Well, the lyrics box just suddenly got much bigger, but I just fell in love with that entire song and can't reduce it to a couple of lines. But hey, that's why I have the lyrics box in the first place, so songs like that will have a home when I need to post them.
I feel bad about this semester in a lot of ways. I had some great classes, and some great experiences, shared with wonderful people, but I don't think I made the most of them at all. Because, as I've been saying a lot, I felt low on energy. Something wasn't flowing that usually keeps me alert and motivated and excited. So I dragged myself through the semester, only really enjoying things now, in retrospect, as I reminisce about them. I didn't manage to enjoy the good things while they were here, and now they're gone and it's too late.

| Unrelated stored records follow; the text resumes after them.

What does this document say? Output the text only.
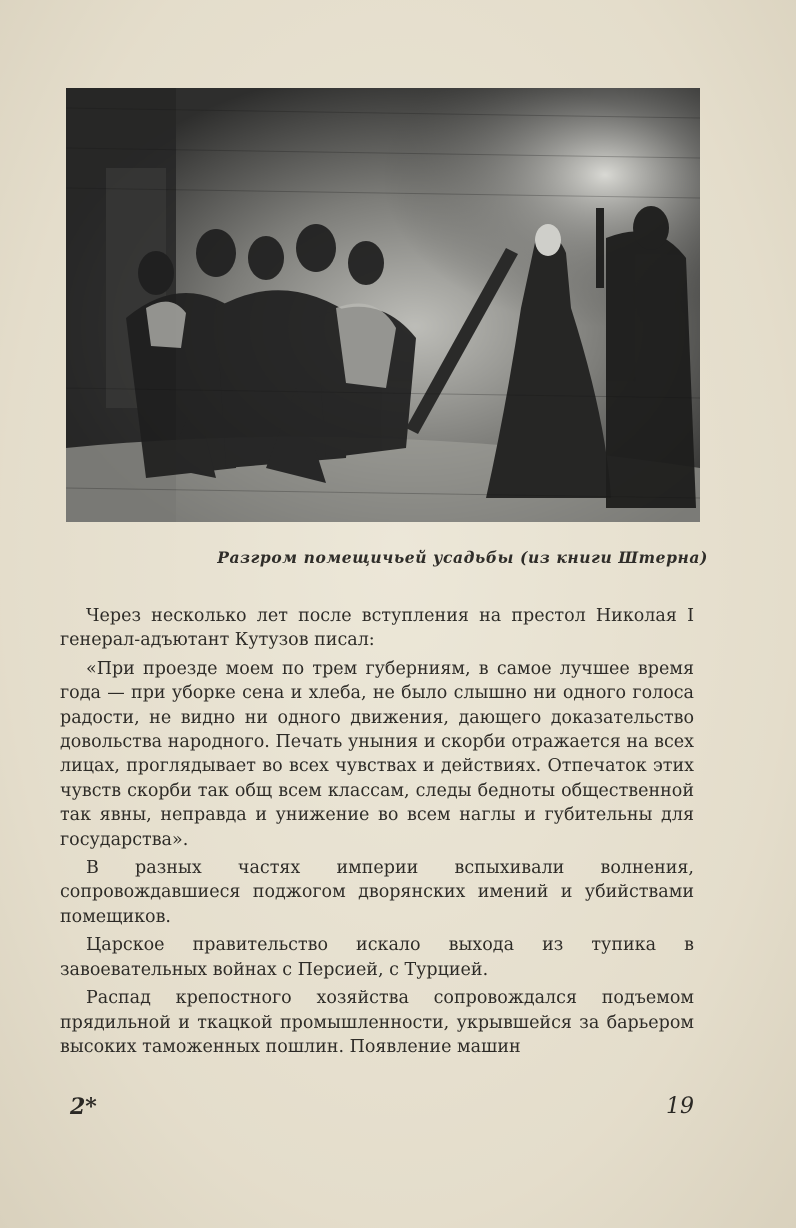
Разгром помещичьей усадьбы (из книги Штерна)

Через несколько лет после вступления на престол Николая I генерал-адъютант Кутузов писал:

«При проезде моем по трем губерниям, в самое лучшее время года — при уборке сена и хлеба, не было слышно ни одного голоса радости, не видно ни одного движения, дающего доказательство довольства народного. Печать уныния и скорби отражается на всех лицах, проглядывает во всех чувствах и действиях. Отпечаток этих чувств скорби так общ всем классам, следы бедноты общественной так явны, неправда и унижение во всем наглы и губительны для государства».

В разных частях империи вспыхивали волнения, сопровождавшиеся поджогом дворянских имений и убийствами помещиков.

Царское правительство искало выхода из тупика в завоевательных войнах с Персией, с Турцией.

Распад крепостного хозяйства сопровождался подъемом прядильной и ткацкой промышленности, укрывшейся за барьером высоких таможенных пошлин. Появление машин

2*	19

Granted, it's not as if it's the end of everything. I can recharge over break, and hopefully find the energy to make the most of next semester. But this particular semester will never come again, and I have the nagging feeling that I could have somehow done better, even as I also know that energy isn't always something that you can control, and that sometimes you just can't find it in you to really truly live in the moment. But I have to do better than this. There are too many moments that matter that I never get to experience again, and someday I'll wish I had them.
But, even now isn't too late. Here are some moments for you, haphazard, poorly described perhaps, but well-lived, I think, and in my memory nevertheless: six chairs, six people, smiling, talking, eating, reminiscing, making promises for the future, together, happy. Do you realize that happiness makes you cry?